Physics Level: High school or university introductory
Type: Simulation
Focus: Particle physics events
Use: Independent Study
Interaction: High
Time Involvement: 2 to 4 hours
Rating: Excellent
Have you ever thought it would enhance student learning to simulate the motion of elementary particles so that students could easily observe a particle traveling through a detection chamber? Programmers at OnScreen Science, Inc. have created an excellent program for just such a simulation in the Chamber Works software package. Chamber Works has utilities that allow the user to track charged particles moving through a magnetic field (Trackmaker), as well as observe the motion and decay of a variety of particles.

The Trackmaker utility makes visible what happens when an electron or positron is injected perpendicularly into a magnetic field.
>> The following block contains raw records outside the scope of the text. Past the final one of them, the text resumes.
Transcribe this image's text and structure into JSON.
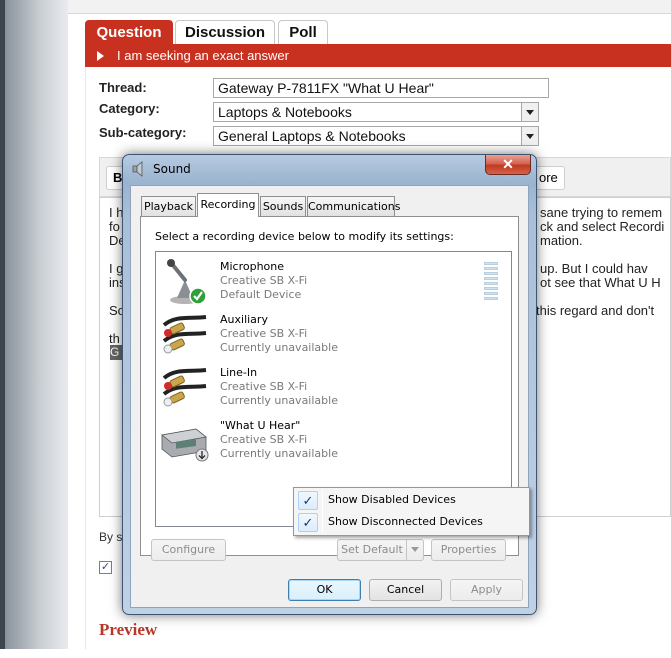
{
  "page": {
    "tabs": [
      "Question",
      "Discussion",
      "Poll"
    ],
    "seeking": "I am seeking an exact answer",
    "thread_label": "Thread:",
    "thread_value": "Gateway P-7811FX \"What U Hear\"",
    "category_label": "Category:",
    "category_value": "Laptops & Notebooks",
    "subcategory_label": "Sub-category:",
    "subcategory_value": "General Laptops & Notebooks",
    "toolbar_left": "B",
    "toolbar_right": "ore",
    "body_lines": [
      "I h",
      "fo",
      "De",
      "I g",
      "ins",
      "So",
      "th"
    ],
    "body_right_lines": [
      "sane trying to remem",
      "ck and select Recordi",
      "mation.",
      "up.   But I could hav",
      "ot see that What U H",
      " this regard and don't"
    ],
    "highlight": "G",
    "by_text": "By s",
    "checkbox_mark": "✓",
    "preview": "Preview"
  },
  "dialog": {
    "title": "Sound",
    "close": "✕",
    "tabs": [
      "Playback",
      "Recording",
      "Sounds",
      "Communications"
    ],
    "active_tab": "Recording",
    "instruction": "Select a recording device below to modify its settings:",
    "devices": [
      {
        "name": "Microphone",
        "driver": "Creative SB X-Fi",
        "status": "Default Device",
        "icon": "microphone-icon"
      },
      {
        "name": "Auxiliary",
        "driver": "Creative SB X-Fi",
        "status": "Currently unavailable",
        "icon": "rca-cable-icon"
      },
      {
        "name": "Line-In",
        "driver": "Creative SB X-Fi",
        "status": "Currently unavailable",
        "icon": "rca-cable-icon"
      },
      {
        "name": "\"What U Hear\"",
        "driver": "Creative SB X-Fi",
        "status": "Currently unavailable",
        "icon": "sound-card-icon"
      }
    ],
    "buttons": {
      "configure": "Configure",
      "set_default": "Set Default",
      "properties": "Properties",
      "ok": "OK",
      "cancel": "Cancel",
      "apply": "Apply"
    },
    "context_menu": [
      {
        "label": "Show Disabled Devices",
        "checked": true
      },
      {
        "label": "Show Disconnected Devices",
        "checked": true
      }
    ],
    "check_glyph": "✓",
    "accent_red": "#c8311f"
  }
}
The direction of the simulated magnetic field can be oriented directly into or out of the computer screen. Students can adjust the magnitude of the magnetic field, as well as the speed of the injected particle... Students can change the strength of the magnetic field as the electron or positron moves through the field. With some practice adjusting the magnitude and direction of the field, the particle can be made to move in a variety of paths, including figure eights ...One shortcoming of this version was that we could not get the distance-measuring option to operate properly. [OnScreen Science response: Since we have not had any other reports of a bug for the Trackmaker tape measure, we assume this was due to a misunderstanding. The tape measure works only while a particle is still in motion on the screen, but not after it has left the screen. ] ...
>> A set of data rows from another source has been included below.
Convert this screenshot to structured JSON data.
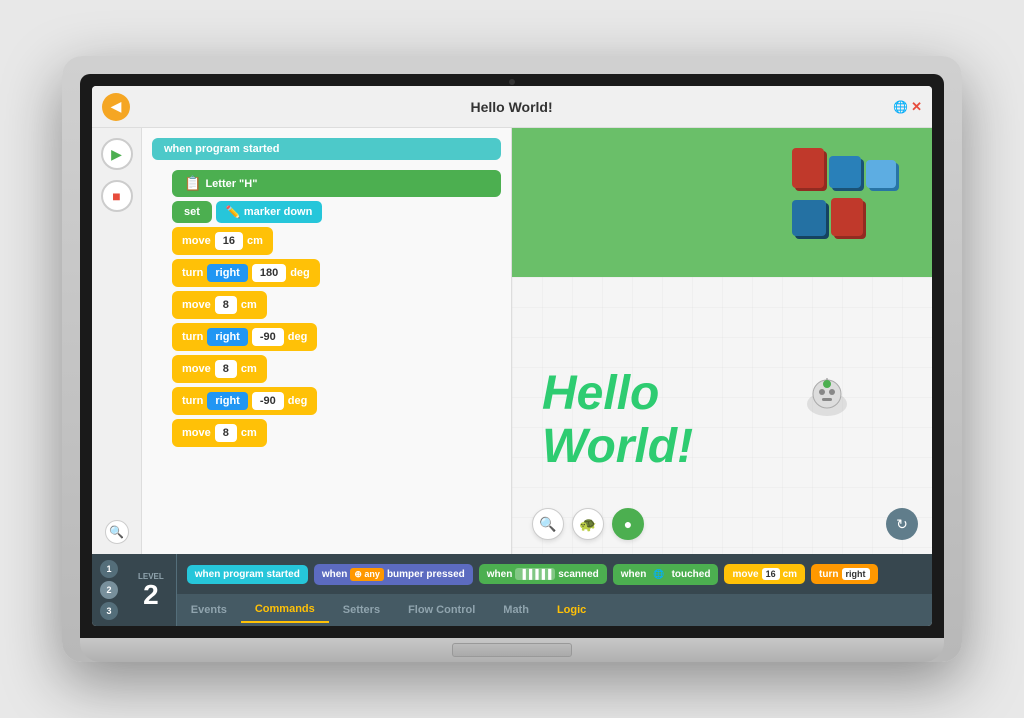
{
  "header": {
    "title": "Hello World!",
    "back_label": "◀",
    "close_label": "✕"
  },
  "blocks": {
    "start": "when program started",
    "letter": "Letter \"H\"",
    "set_marker": "set",
    "marker_down": "marker down",
    "rows": [
      {
        "type": "move",
        "label": "move",
        "value1": "16",
        "unit": "cm"
      },
      {
        "type": "turn",
        "label": "turn",
        "dir": "right",
        "value1": "180",
        "unit": "deg"
      },
      {
        "type": "move",
        "label": "move",
        "value1": "8",
        "unit": "cm"
      },
      {
        "type": "turn",
        "label": "turn",
        "dir": "right",
        "value1": "-90",
        "unit": "deg"
      },
      {
        "type": "move",
        "label": "move",
        "value1": "8",
        "unit": "cm"
      },
      {
        "type": "turn",
        "label": "turn",
        "dir": "right",
        "value1": "-90",
        "unit": "deg"
      },
      {
        "type": "move",
        "label": "move",
        "value1": "8",
        "unit": "cm"
      }
    ]
  },
  "view": {
    "hello_text_line1": "Hello",
    "hello_text_line2": "World!"
  },
  "toolbar": {
    "blocks": [
      {
        "label": "when program started",
        "type": "teal"
      },
      {
        "label": "when",
        "badge": "any",
        "suffix": "bumper pressed",
        "type": "blue"
      },
      {
        "label": "when",
        "badge": "||||",
        "suffix": "scanned",
        "type": "green"
      },
      {
        "label": "when",
        "badge": "🌐",
        "suffix": "touched",
        "type": "green"
      },
      {
        "label": "move",
        "value": "16",
        "unit": "cm",
        "type": "yellow"
      },
      {
        "label": "turn",
        "dir": "right",
        "type": "orange"
      }
    ]
  },
  "categories": [
    {
      "label": "Events",
      "active": false
    },
    {
      "label": "Commands",
      "active": true
    },
    {
      "label": "Setters",
      "active": false
    },
    {
      "label": "Flow Control",
      "active": false
    },
    {
      "label": "Math",
      "active": false
    },
    {
      "label": "Logic",
      "active": false,
      "color": "yellow"
    }
  ],
  "level": {
    "label": "LEVEL",
    "number": "2",
    "dots": [
      "1",
      "2",
      "3"
    ]
  }
}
The Chamber Works utility allows the user to watch the path of a particle as it passes through a three-dimensional detector. ... To determine what type of particle is injected into the chamber, the user must track the particle in a curved path before it decays. ...The three-dimensional track of the particle or its projection onto one of the three cartesian planes can be printed. Along with the ruler utility, which works in the projection windows, students have all the necessary information on the printouts to do their calculations. Students can study a certain decay by printing out all three projections and perform the calculations on those pages. In that way the teacher will have all the information needed to assess students' understanding. Also, the teacher could print out some decay events and ask various questions about the decay process. ...
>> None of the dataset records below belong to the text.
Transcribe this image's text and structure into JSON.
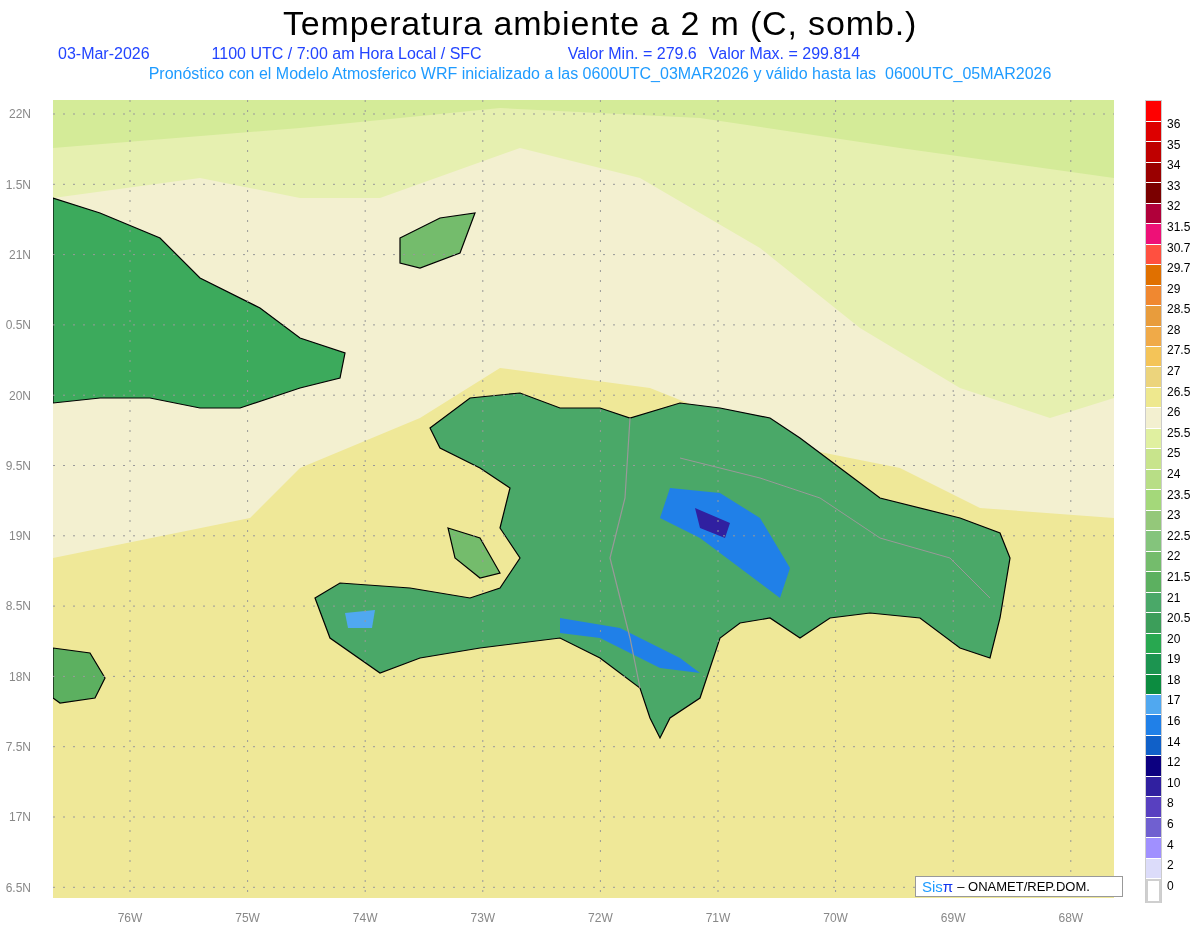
{
  "title": "Temperatura ambiente a 2 m (C, somb.)",
  "info_line": {
    "date": "03-Mar-2026",
    "time": "1100 UTC / 7:00 am Hora Local / SFC",
    "min": "Valor Min. = 279.6",
    "max": "Valor Max. = 299.814"
  },
  "model_line": "Pronóstico con el Modelo Atmosferico WRF inicializado a las 0600UTC_03MAR2026 y válido hasta las  0600UTC_05MAR2026",
  "lat_labels": [
    "22N",
    "1.5N",
    "21N",
    "0.5N",
    "20N",
    "9.5N",
    "19N",
    "8.5N",
    "18N",
    "7.5N",
    "17N",
    "6.5N"
  ],
  "lon_labels": [
    "76W",
    "75W",
    "74W",
    "73W",
    "72W",
    "71W",
    "70W",
    "69W",
    "68W"
  ],
  "colorbar": {
    "segments": [
      {
        "color": "#ff0000"
      },
      {
        "color": "#dd0000"
      },
      {
        "color": "#bf0000"
      },
      {
        "color": "#9a0000"
      },
      {
        "color": "#7a0000"
      },
      {
        "color": "#b0003a"
      },
      {
        "color": "#ee1077"
      },
      {
        "color": "#ff5040"
      },
      {
        "color": "#e07000"
      },
      {
        "color": "#f08830"
      },
      {
        "color": "#e89c3c"
      },
      {
        "color": "#f0aa48"
      },
      {
        "color": "#f4c458"
      },
      {
        "color": "#ecd47c"
      },
      {
        "color": "#eee88e"
      },
      {
        "color": "#f3f0d0"
      },
      {
        "color": "#e0f0a0"
      },
      {
        "color": "#c8e48c"
      },
      {
        "color": "#b8de86"
      },
      {
        "color": "#a4d87a"
      },
      {
        "color": "#94c87a"
      },
      {
        "color": "#84c47c"
      },
      {
        "color": "#74bc6c"
      },
      {
        "color": "#5cb060"
      },
      {
        "color": "#4aa868"
      },
      {
        "color": "#3c9e5a"
      },
      {
        "color": "#28a850"
      },
      {
        "color": "#1c9450"
      },
      {
        "color": "#0c8c40"
      },
      {
        "color": "#50a8f0"
      },
      {
        "color": "#2080e8"
      },
      {
        "color": "#1060c8"
      },
      {
        "color": "#0c0080"
      },
      {
        "color": "#3020a0"
      },
      {
        "color": "#5840c0"
      },
      {
        "color": "#7060d0"
      },
      {
        "color": "#a090ff"
      },
      {
        "color": "#dcdcfa"
      },
      {
        "color": "#ffffff"
      }
    ],
    "labels": [
      "36",
      "35",
      "34",
      "33",
      "32",
      "31.5",
      "30.7",
      "29.7",
      "29",
      "28.5",
      "28",
      "27.5",
      "27",
      "26.5",
      "26",
      "25.5",
      "25",
      "24",
      "23.5",
      "23",
      "22.5",
      "22",
      "21.5",
      "21",
      "20.5",
      "20",
      "19",
      "18",
      "17",
      "16",
      "14",
      "12",
      "10",
      "8",
      "6",
      "4",
      "2",
      "0"
    ]
  },
  "credit": {
    "logo_prefix": "Sis",
    "logo_symbol": "π",
    "text": "– ONAMET/REP.DOM."
  }
}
Given the difficulty of the vector physics involved in these decay processes, students without a solid understanding of vector addition will be challenged. Even though simple algebra is stressed in this package, many students may find themselves at a loss. Yet, even those students with poor mathematics backgrounds may gain a conceptual understanding of how magnetic fields affect the motion of moving charged particles .... In keeping with the spirit of science, student exploration is an essential process of meaningful science instruction, yet program users might benefit from more descriptive explanations in the Instructor's Guide and the User's Guide. On the other hand, the few examples included in the Instructor's Guide are excellent, with pictures of the particles and their decay components presented with precise mathematical explanations.

...The instructor, if not well versed in particle physics will likely need to review a nuclear physics text to fully understand what is happening in the Chamber Works programs. However, we found Chamber Works to be an effective tool for exploring the intricacies of the conservation of energy and momentum at the subatomic level.